Once the favoured justices were in place, the same networks started using their financial power to steer their decisions. They do so through “amicus briefs”: advice notes to the court supporting a plaintiff’s position. The judicial process is meant to be unswayed by political pressure, but amicus briefs have become one of the most powerful of all lobbying tools. As Whitehouse points out, the funders of these briefs are “not just ‘friends of the court’ – in many cases, they are quite literally friends of the judges they have put on the court”.
While some oligarchs lobby within the judicial system, others operate to great effect outside it, distorting public perceptions about such rulings through a barrage of propaganda in the media. No one, arguably, has done more to stymie effective environmental action than Rupert Murdoch.
In this case, the supreme court has strayed way beyond its mandate of interpreting the law, into the territory of the executive and the legislature: making the law. It is imposing policies that would never survive democratic scrutiny, if they were put to the vote. By seizing control of regulatory power, it sets a precedent that could stymie almost any democratic decision.

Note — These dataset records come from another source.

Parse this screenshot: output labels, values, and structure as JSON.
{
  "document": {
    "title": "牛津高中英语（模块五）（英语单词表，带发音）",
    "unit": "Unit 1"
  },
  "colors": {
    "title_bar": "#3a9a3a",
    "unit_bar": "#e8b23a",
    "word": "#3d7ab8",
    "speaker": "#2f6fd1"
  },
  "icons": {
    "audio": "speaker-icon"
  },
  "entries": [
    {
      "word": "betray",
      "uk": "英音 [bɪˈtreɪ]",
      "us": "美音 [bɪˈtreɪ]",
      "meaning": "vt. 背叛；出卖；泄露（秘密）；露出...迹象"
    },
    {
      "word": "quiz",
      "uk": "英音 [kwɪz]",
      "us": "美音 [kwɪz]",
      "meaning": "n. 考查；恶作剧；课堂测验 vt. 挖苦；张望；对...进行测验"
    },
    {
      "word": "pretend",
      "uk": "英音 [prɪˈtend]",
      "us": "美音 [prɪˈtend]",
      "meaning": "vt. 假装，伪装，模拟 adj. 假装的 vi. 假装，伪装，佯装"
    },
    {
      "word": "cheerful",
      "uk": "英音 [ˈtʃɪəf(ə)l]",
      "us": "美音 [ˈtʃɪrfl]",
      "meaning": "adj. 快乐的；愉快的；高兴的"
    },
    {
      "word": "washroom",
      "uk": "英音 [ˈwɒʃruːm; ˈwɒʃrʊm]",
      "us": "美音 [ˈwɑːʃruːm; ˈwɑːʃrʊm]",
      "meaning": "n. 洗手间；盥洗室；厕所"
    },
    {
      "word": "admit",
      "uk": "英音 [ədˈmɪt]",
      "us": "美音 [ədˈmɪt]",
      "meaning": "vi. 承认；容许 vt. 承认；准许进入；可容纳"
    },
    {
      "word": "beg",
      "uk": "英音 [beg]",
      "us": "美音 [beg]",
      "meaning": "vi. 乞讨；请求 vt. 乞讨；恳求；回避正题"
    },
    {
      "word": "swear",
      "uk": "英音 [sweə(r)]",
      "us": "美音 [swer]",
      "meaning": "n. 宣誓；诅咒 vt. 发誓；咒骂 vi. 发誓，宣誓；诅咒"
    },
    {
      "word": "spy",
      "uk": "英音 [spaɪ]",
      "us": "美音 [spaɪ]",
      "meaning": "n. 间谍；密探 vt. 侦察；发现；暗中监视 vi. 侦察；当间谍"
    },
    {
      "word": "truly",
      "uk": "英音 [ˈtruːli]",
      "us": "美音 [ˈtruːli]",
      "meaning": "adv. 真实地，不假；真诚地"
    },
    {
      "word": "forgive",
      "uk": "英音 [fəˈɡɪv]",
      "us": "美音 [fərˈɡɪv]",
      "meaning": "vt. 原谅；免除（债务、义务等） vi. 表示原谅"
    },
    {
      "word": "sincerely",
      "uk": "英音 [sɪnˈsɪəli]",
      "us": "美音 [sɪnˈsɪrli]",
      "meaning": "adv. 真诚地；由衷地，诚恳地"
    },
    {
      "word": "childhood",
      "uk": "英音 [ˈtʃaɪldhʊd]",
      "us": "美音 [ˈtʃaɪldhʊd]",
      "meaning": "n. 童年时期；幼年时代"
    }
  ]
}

All this might seem incomprehensible. Why would anyone want to trash the living world? Surely even billionaires want a habitable and beautiful planet? Don’t they like snorkelling on coral reefs, salmon fishing in pristine rivers, skiing on snowy mountains? We suffer from a deep incomprehension of why such people act as they do. We fail to distinguish preferences from interests, and interests from power. It is hard for those of us who have no desire for power over others to understand people who do. So we are baffled by the decisions they make, and attribute them to other, improbable causes. Because we do not understand them, we are the more easily manipulated.
The media often represent politicians’ interests as if they were mere political preferences. Very rarely is the lobbying and political funding behind a decision explained in the news. The Conservatives don’t permit intensive livestock units and sewage treatment works to pour filth into rivers because they like pollution. They do so on behalf of the powerful interests to whom they feel obliged, such as the water companies and their shareholders, the farming lobbies and the billionaire press.
But even financial interests fail fully to explain what’s going on. The oligarchs seeking to stamp out US democracy have gone way beyond the point of attending only to their net worth. It’s no longer about money for them. It’s about brute power: about watching the world bow down before them. For this rush of power, they would forfeit the Earth.
All these cases expose the same political vulnerability: the ease with which democracy is crushed by the power of money. We cannot protect the living world, or women’s reproductive rights, or anything else we value until we get the money out of politics, and break up the media empires that make a mockery of informed political consent.
Since 1985, I’ve been told we don’t have time to change the system: we should concentrate only on single issues. But we’ve never had time not to change the system. In fact, because of the way in which social attitudes can suddenly tip, system change can happen much faster than incrementalism. Until we change our political systems, making it impossible for the rich to buy the decisions they want, we will lose not only individual cases. We will lose everything.